Na primeira situação, além de desautorizar diversas vezes as orientações do Ministro da Saúde, não houve (até 1º de abril, portanto passados 60 dias desde o conhecimento público da pandemia no mundo e no Brasil), nenhum ato do Presidente da República para autorizar de abertura de crédito adicional, suplementar ou extraordinário, para aumentar as dotações orçamentárias do Ministério da Saúde para financiar as despesas emergenciais de combate ao coronavírus.

Houve, até o momento, apenas um simples remanejamento orçamentário para criação da ação específica para as despesas decorrentes dessa pandemia no Ministério da Saúde de pouco mais de R$ 5,0 bilhões, dos quais R$ 4,8 bilhões mediante a retirada de recursos das dotações da subfunção “Atenção Básica” e da subfunção “Assistência Hospitalar e Ambulatorial” – ainda que estivessem vinculadas originalmente para as emendas parlamentares, seriam recursos para outras necessidades de saúde anteriores à chegada do coronavírus no Brasil.

Esse remanejamento foi necessário para garantir com urgência os recursos iniciais para enfrentar a pandemia, mas também revelador do atraso da área econômica em adotar as medidas necessárias e emergenciais de rompimento da política econômica de austeridade fiscal

Em outros termos, esse remanejamento orçamentário é similar “à troca que um técnico faz de um jogador por outro num jogo de futebol”, sem mudar a tática de jogar na retranca.

Neste caso, recursos das ações de saúde programadas tecnicamente em 2019 (algumas inclusive pactuadas na Comissão Intergestores Tripartite para transferências fundo a fundo para os Estados, Distrito Federal e Municípios) – quando não se imaginava a pandemia – para constar no orçamento de 2020 do Ministério da Saúde visando ao atendimento das necessidades de saúde da população foram trocados para financiar uma nova ação de combate ao coronavírus.

É como se as necessidades de saúde da população que seriam atendidas por meio daquelas ações tivessem “magicamente” desaparecido.

E, pior, mantendo a “tática da retranca” (isto é, a lógica da austeridade fiscal).
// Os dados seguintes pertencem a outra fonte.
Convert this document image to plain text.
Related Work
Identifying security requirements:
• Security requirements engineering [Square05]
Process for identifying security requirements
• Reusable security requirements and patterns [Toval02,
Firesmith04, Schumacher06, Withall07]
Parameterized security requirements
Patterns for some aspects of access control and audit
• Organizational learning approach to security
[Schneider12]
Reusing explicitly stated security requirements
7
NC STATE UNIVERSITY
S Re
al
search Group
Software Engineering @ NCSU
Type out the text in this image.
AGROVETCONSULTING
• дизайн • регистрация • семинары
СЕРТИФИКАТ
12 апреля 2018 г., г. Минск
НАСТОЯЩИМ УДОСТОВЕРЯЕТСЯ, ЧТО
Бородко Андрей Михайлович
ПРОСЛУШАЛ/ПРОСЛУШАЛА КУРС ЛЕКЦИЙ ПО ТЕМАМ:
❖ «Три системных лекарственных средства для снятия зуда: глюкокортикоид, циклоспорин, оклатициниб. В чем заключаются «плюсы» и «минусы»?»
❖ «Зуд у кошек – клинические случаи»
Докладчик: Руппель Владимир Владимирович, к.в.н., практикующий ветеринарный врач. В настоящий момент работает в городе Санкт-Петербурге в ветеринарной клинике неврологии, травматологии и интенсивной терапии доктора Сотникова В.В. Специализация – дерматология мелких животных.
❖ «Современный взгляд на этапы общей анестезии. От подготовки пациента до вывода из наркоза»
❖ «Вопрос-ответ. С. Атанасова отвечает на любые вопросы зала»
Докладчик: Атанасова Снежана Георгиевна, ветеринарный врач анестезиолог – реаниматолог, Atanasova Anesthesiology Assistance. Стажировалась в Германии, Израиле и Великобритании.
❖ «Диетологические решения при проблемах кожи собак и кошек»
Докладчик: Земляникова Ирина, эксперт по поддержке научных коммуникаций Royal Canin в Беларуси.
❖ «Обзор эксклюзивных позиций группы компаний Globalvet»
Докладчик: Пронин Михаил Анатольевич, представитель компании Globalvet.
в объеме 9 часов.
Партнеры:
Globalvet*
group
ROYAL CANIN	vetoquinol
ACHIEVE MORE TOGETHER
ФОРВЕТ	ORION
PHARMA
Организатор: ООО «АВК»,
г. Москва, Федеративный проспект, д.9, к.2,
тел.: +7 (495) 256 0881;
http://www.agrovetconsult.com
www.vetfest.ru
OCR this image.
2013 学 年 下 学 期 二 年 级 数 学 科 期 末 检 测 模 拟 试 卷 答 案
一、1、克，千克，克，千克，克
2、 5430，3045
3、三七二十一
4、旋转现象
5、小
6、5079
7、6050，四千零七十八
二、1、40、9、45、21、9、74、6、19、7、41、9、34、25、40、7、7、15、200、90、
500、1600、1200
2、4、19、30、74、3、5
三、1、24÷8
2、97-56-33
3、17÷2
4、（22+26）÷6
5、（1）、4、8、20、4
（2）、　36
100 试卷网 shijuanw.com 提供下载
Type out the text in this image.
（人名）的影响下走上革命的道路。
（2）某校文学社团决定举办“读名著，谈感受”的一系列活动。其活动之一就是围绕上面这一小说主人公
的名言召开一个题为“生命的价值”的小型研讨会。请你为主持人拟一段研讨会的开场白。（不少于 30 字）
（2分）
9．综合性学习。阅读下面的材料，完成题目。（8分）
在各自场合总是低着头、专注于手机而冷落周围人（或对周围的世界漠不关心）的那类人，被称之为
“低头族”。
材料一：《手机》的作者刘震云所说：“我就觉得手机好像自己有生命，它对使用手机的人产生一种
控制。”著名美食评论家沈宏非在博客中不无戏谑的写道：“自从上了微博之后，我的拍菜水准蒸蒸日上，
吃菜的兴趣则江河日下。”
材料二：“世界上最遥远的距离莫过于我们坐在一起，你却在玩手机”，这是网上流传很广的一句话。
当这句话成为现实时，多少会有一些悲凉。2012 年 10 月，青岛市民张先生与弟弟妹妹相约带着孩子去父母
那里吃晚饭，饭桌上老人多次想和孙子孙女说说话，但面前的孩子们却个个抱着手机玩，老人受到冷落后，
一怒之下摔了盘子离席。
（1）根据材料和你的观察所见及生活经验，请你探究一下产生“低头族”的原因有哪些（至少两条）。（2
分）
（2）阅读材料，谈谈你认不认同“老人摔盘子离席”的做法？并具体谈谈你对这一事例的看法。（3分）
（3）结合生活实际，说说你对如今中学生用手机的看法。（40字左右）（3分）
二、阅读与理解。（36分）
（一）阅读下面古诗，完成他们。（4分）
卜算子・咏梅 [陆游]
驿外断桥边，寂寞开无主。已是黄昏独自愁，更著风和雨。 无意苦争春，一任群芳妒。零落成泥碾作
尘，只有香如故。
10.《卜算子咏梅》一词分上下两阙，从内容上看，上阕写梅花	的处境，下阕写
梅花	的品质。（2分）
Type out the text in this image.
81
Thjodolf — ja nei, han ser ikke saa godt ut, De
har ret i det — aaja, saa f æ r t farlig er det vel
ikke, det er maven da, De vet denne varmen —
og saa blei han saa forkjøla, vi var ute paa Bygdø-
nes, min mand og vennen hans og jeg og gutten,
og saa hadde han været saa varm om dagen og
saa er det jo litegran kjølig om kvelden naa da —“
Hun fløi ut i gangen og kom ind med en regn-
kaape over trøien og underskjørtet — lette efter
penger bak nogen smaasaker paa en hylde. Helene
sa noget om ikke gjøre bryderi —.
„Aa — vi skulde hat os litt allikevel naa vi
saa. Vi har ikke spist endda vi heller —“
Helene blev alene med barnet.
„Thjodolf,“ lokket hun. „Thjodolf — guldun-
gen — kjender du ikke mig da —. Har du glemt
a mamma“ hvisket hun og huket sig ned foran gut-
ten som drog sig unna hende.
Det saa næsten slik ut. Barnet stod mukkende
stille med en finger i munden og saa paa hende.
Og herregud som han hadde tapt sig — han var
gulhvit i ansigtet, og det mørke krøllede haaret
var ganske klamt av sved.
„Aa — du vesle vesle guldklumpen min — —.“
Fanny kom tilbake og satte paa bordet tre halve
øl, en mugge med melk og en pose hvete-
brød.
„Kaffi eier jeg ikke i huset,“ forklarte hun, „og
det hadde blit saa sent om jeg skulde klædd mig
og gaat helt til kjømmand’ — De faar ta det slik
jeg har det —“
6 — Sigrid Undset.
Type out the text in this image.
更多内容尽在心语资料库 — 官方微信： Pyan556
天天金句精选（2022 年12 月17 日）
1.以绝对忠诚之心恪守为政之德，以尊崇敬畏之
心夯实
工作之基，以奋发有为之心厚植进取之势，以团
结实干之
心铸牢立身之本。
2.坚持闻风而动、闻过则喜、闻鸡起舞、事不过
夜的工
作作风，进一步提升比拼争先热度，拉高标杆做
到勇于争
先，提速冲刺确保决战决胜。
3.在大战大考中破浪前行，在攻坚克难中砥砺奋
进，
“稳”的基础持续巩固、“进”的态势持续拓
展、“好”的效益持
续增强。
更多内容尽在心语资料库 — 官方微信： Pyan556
Em tempos de coronavírus, e do necessário distanciamento social para toda a população (que parece se estenderá, no mínimo, até meados do mês de maio), o presidente da República tinha a obrigação de alocar recursos adicionais não somente ao Ministério da Saúde, mas para todos os demais ministérios envolvidos com medidas para compensar os efeitos da queda da atividade econômica para a população, cuja fonte de financiamento imediata deveria ser a venda de títulos da dívida pública, emissão de moeda e/ou utilização parcial do superávit financeiro do Tesouro Nacional.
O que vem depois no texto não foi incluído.